Rouler sans assurance auto, un très mauvais calcul

Publié le 02 décembre 2016 Partager sur :

La garantie responsabilité civile incluse dans tous les contrats d’assurance auto est obligatoire. Rouler sans assurance expose l’automobiliste  à des sanctions civiles et pénales. De plus, les dommages causés à autrui seront à sa charge.

rouler sans assurance

Inconscience ou souci d’économie, rouler sans assurance auto est de plus en plus fréquent. Selon le Fonds de Garantie des Assurances Obligatoires de dommages (FGAO), environ un demi-million de véhicules non-assurés roulerait actuellement en France, soit entre 1 et 2 % du parc automobile. Chaque année, plus de 22 000 dossiers d’indemnisation sont ouverts pour des sinistres impliquant des véhicules en défaut d’assurance.

Quelles sont les conséquences de rouler sans assurance ?

L’automobiliste qui circule sans assurance de responsabilité civile automobile risque différentes sanctions : une amende de 3 750 €, la suspension ou l’annulation du permis de conduire mais aussi la confiscation du véhicule. De plus, en cas d’accident,  l’indemnisation des dommages matériels et/ou corporels causés à des tiers sera à sa charge. Celle-ci peut se chiffrer en dizaines voire en centaines de milliers d’euros.

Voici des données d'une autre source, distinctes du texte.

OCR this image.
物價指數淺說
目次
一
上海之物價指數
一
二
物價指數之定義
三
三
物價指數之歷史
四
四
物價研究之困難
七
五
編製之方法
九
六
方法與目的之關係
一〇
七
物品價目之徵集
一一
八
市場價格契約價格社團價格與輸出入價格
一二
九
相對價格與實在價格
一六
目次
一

Lorsque le responsable d’un accident roule sans assurance, les victimes sont indemnisées par le Fonds de Garantie. Mais il n’en est pas quitte pour autant. Loin s’en faut puisqu’il devra rembourser le Fonds de l’intégralité des sommes avancées. Ce qui peut prendre des années parfois même des décennies… Sachant qu’en cas de décès de l’auteur des faits, la charge de cette dette peut être transférée à ses héritiers, voire même à ses descendants. Outre les déboires judiciaires et financiers auxquels il devra faire face, le fautif ne sera bien entendu pas couvert – et donc pas indemnisé

Le défaut d’assurance, un mauvais choix…

L’assurance de responsabilité civile du  véhicule est obligatoire. Elle s’impose aux conducteurs de véhicules 4 roues et 2 roues motorisés. En hausse depuis une dizaine d’années, rouler sans assurance résulte souvent d’un choix économique. C’est alors un très mauvais calcul . En raison des conséquences potentielles d’une telle décision mais aussi parce qu’en moyenne, l’assurance ne compte que pour 4,5 % du budget global de fonctionnement d’un véhicule.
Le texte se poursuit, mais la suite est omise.